Türkiye’de 1996 yılı verilerine göre Ziraat Fakülteleri toplam öğrenci sayısı 24.920 adet olup öğretim üyesi başına ortalama 30 öğrenci düşmektedir. Bu oran yeni kurulan üniversitelerde 30 öğrencinin çok üzerindedir. Oysa öğrenci/öğretim üyesi oranı en fazla 1/15 olmalıdır.

Türkiye'de 1998 yılında Tarım ve Köy İşleri Bakanlığı tarafından çiftçilere yönelik düzenlenen kurs sayısı 12.915 ve katılan çiftçi sayısı 279.565'dir. Yine 1998 yılında TKB hizmet içi eğitim çalışması olarak 1.126 adet kurs açılmış ve 13.805 personel katılmıştır.

Ülke genelinde gereksinimin çok Üzerinde ve daha çok politik mülahazalarla ziraat fakültesinin açılması hem eğitimin kalitesine olumsuz etki yapmış hem de istihdam problemleri ortaya çıkarmıştır.

Öğretim üyelerinin ders yükü azaltılmalı ve araştırmaya ayırdığı zamanı artırmak için gerekli önlemler alınmalıdır. Fakültelere araştırma görevlisi alımlarında merkezi sınav sistemi uygulanmalıdır. AR- GE faaliyetlerinin teşvik edilmesi, somut araştırma hedeflerine yönelik araştırmaların yapılması ve sonuçların öğretim programlarına aktarılması gerekmektedir.

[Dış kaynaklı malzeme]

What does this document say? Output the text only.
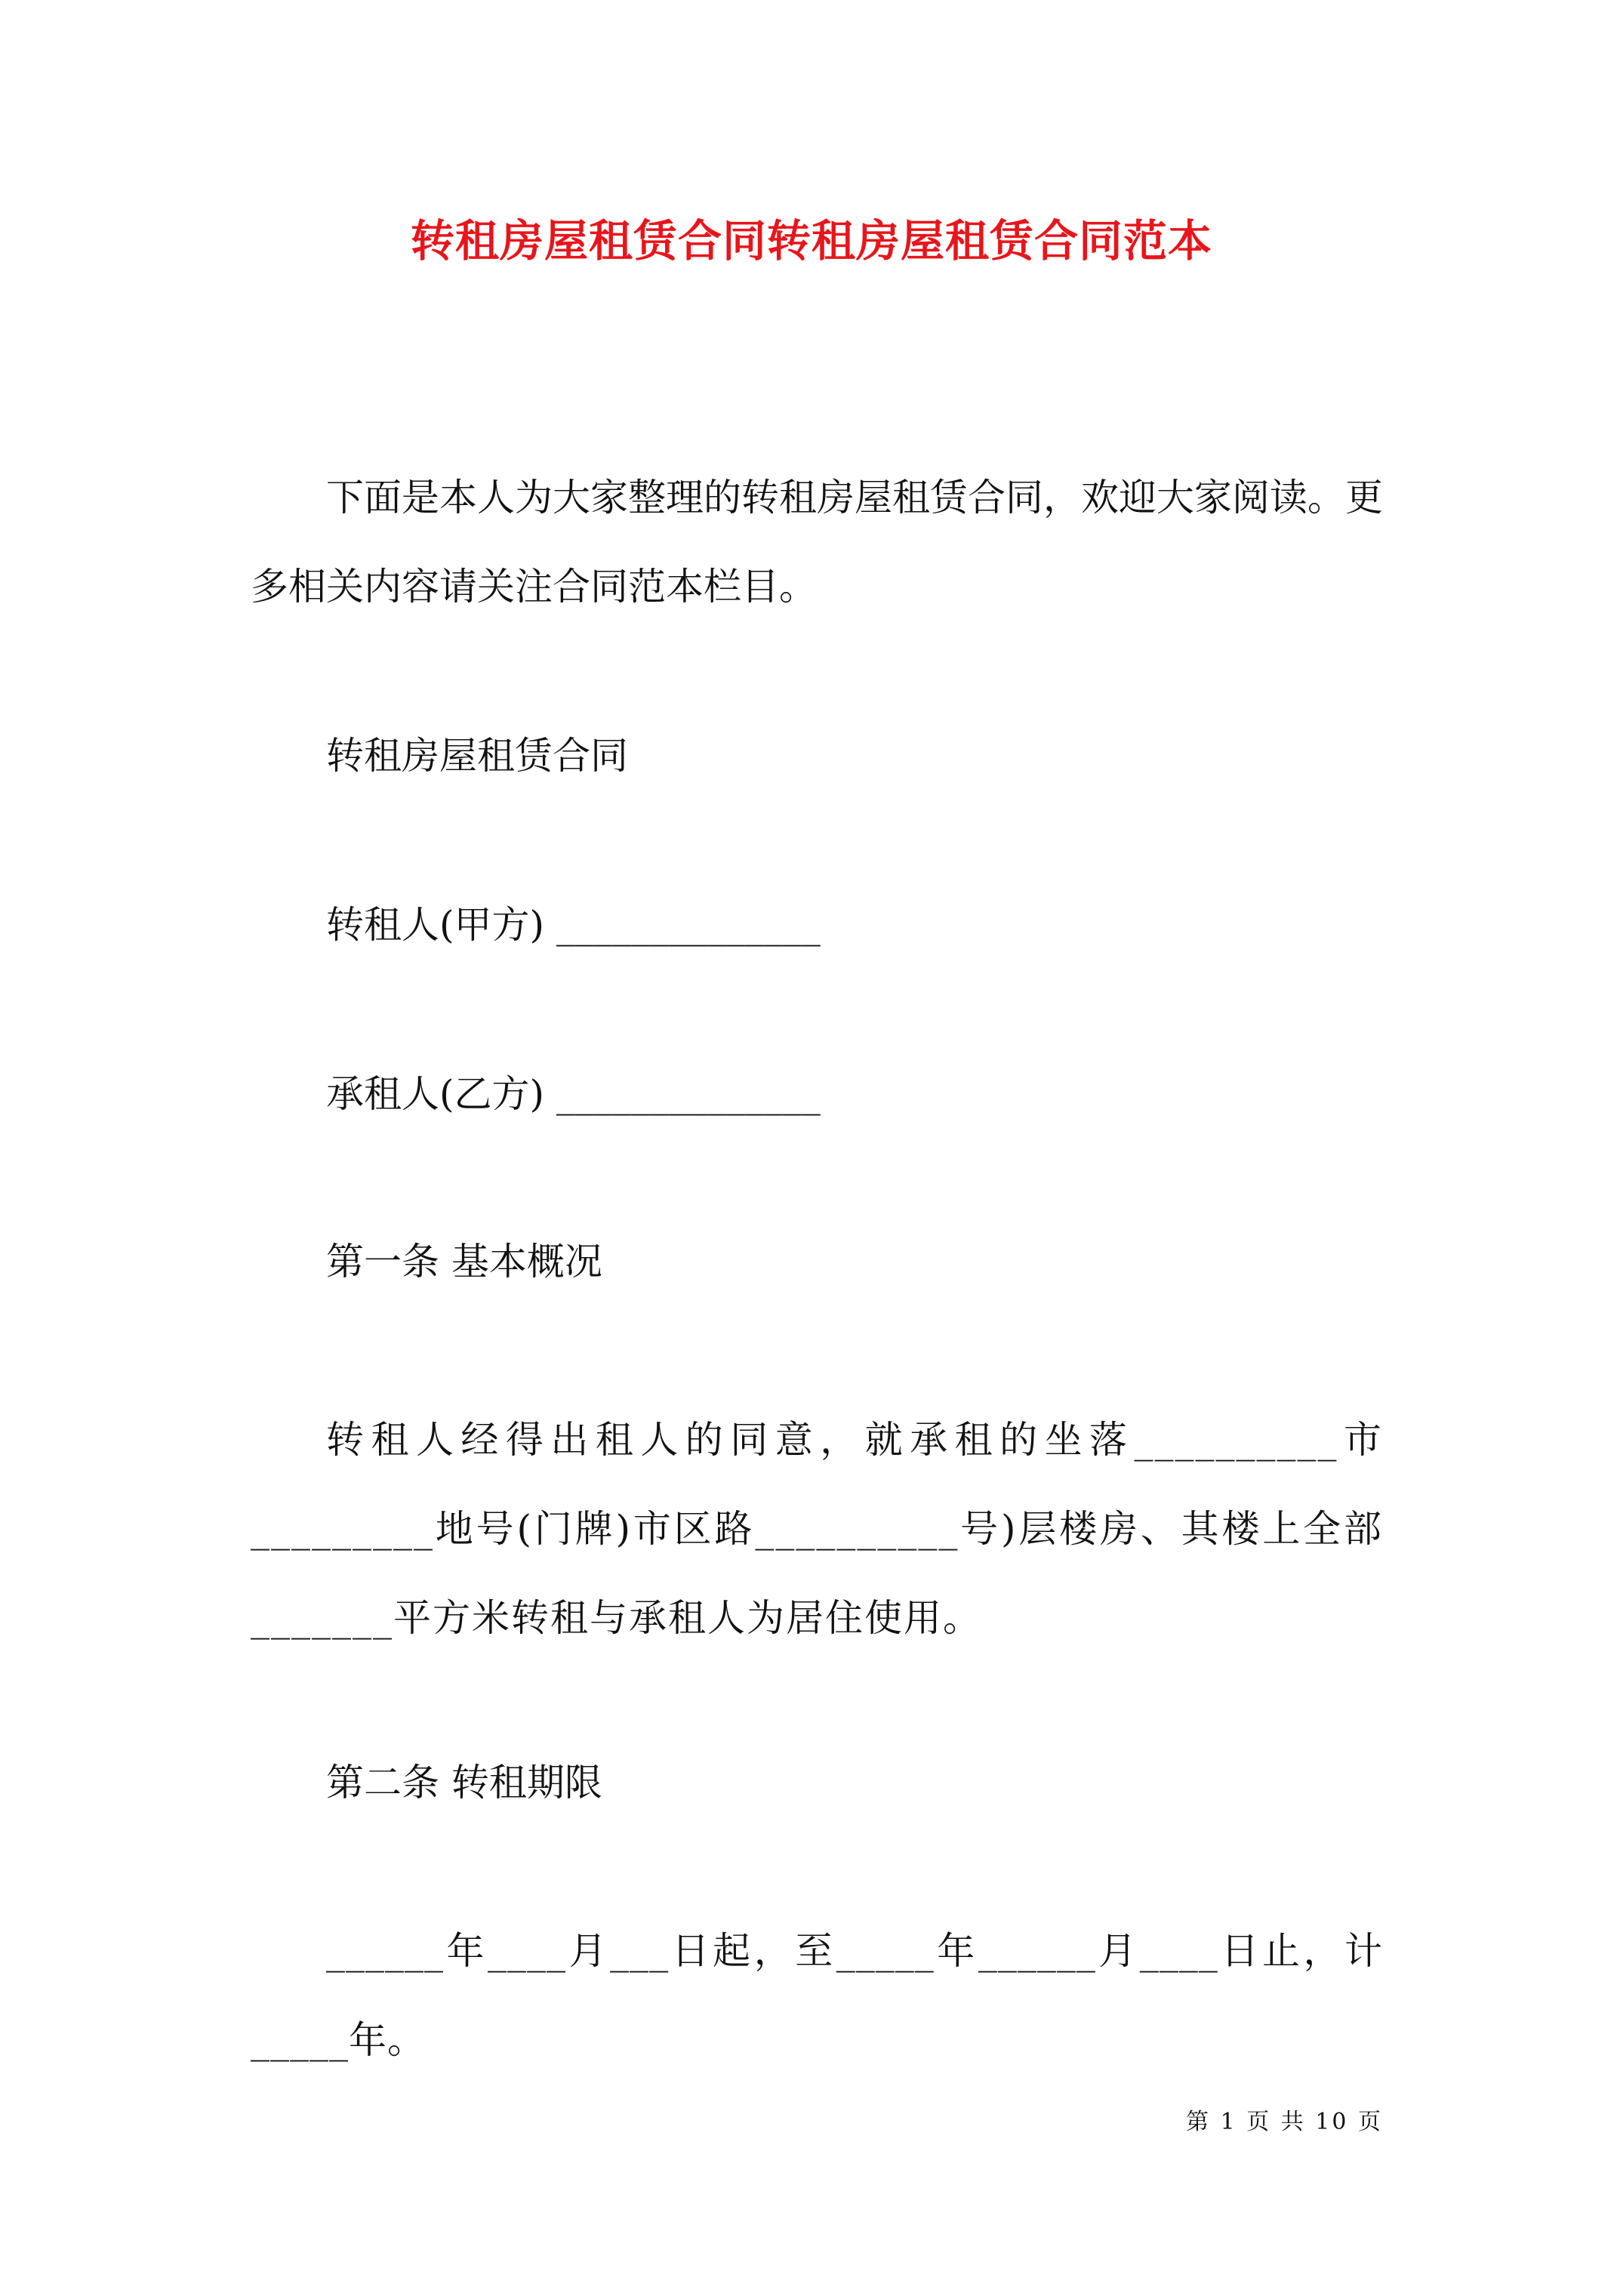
转租房屋租赁合同转租房屋租赁合同范本
下面是本人为大家整理的转租房屋租赁合同，欢迎大家阅读。更多相关内容请关注合同范本栏目。
转租房屋租赁合同
转租人(甲方) ______________
承租人(乙方) ______________
第一条 基本概况
转租人经得出租人的同意，就承租的坐落__________市_________地号(门牌)市区路__________号)层楼房、其楼上全部_______平方米转租与承租人为居住使用。
第二条 转租期限
______年____月___日起，至_____年______月____日止，计_____年。
第 1 页 共 10 页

Tarımsal yayım kurumları, tarımsal araştırma kurumları, tarımsal eğitim kurumları ve Üreticilerin kendi birimleri ve birbirleri arasındaki iletişimi, ileriye ve geriye bilgi akışı, gelişen teknoloji doğrultusunda en yüksek faydayı yaratacak şekilde düzenlenmelidir.